Ayant fait le saut en politique municipale en devenant cheffe de l’opposition officielle de 2009 à 2013, la politicienne de carrière voulait faire le ménage dans l’administration. «J’étais très indignée par la corruption qui régnait à Ville de Montréal. Rappelez-vous les compteurs d’eau… Je me suis même fait poursuivre par une firme d’ingénieurs à cause de mes déclarations sur le sujet.

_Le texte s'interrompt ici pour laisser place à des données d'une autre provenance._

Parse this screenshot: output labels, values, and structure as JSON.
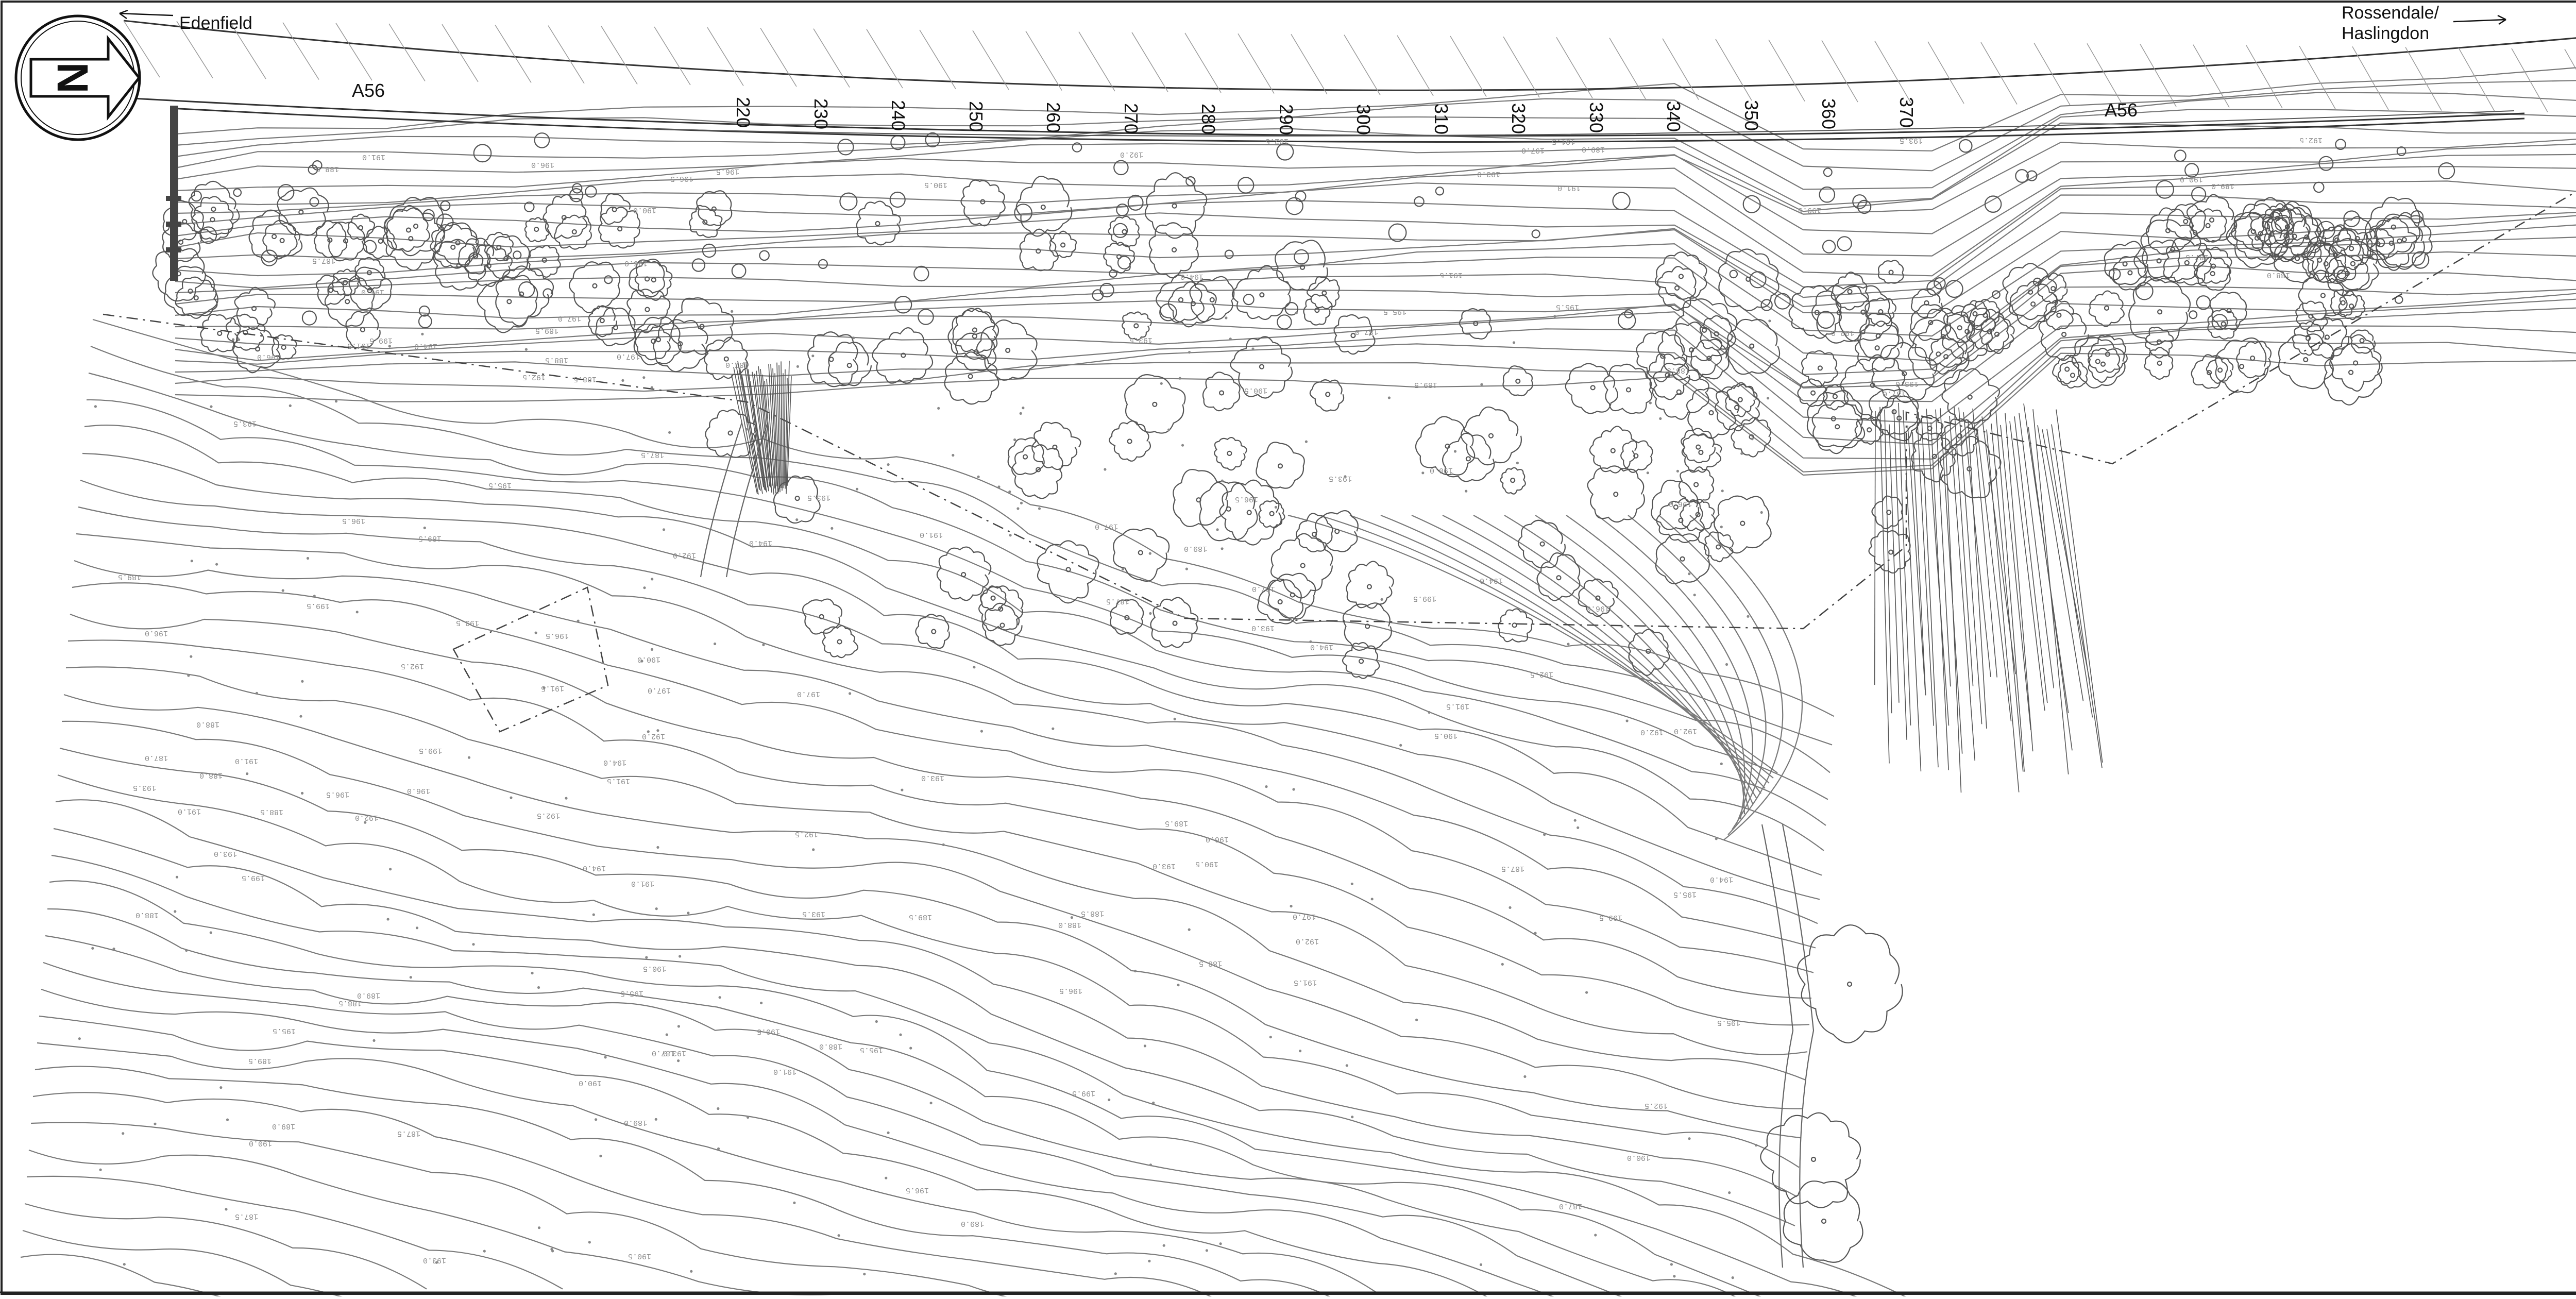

Je dérangeais.» Elle souhaitait aussi garder à l’œil de nombreux dossiers d’aménagement, ainsi que les effets des réorganisations municipales de 2003, alors qu’elle avait elle-même piloté le dossier des fusions municipales en 2000 et 2001. «Les arrondissements créés en 2000 étaient équivalents à ceux de plusieurs grandes villes du monde, mais sous un bâillon qui chapeautait neuf lois, dont quatre au niveau municipal, le gouvernement Charest a transformé les arrondissements en quasi villes en 2003. Elles peuvent organiser des élections au suffrage universel. Elles ont le pouvoir de poursuivre en justice et de taxer comme des villes. À bien des égards, ça coûte extrêmement cher aux Montréalais.»

Interviewée en période de pandémie, Louise Harel croit que nous avons plus que jamais un devoir de réfléchir à l’avenir de la collectivité. «Ce dont je rêve pour Montréal, c’est d’intensifier le bonheur d’y vivre, de reprendre en temps et lieu les événements ludiques et festifs, et de développer tout ce qu’on peut pour rendre la vie agréable. Ça implique un grand développement des transports collectifs, qui pourraient intégrer le taxi dans l’équation, comme c’est le cas ailleurs dans le monde.» Elle prêche également pour un plus grand investissement dans les écoles publiques. «C’est l’enfant pauvre de notre système. Si on veut retenir les familles sur l’île, il faut que l’école soit attractive. C’est impératif.»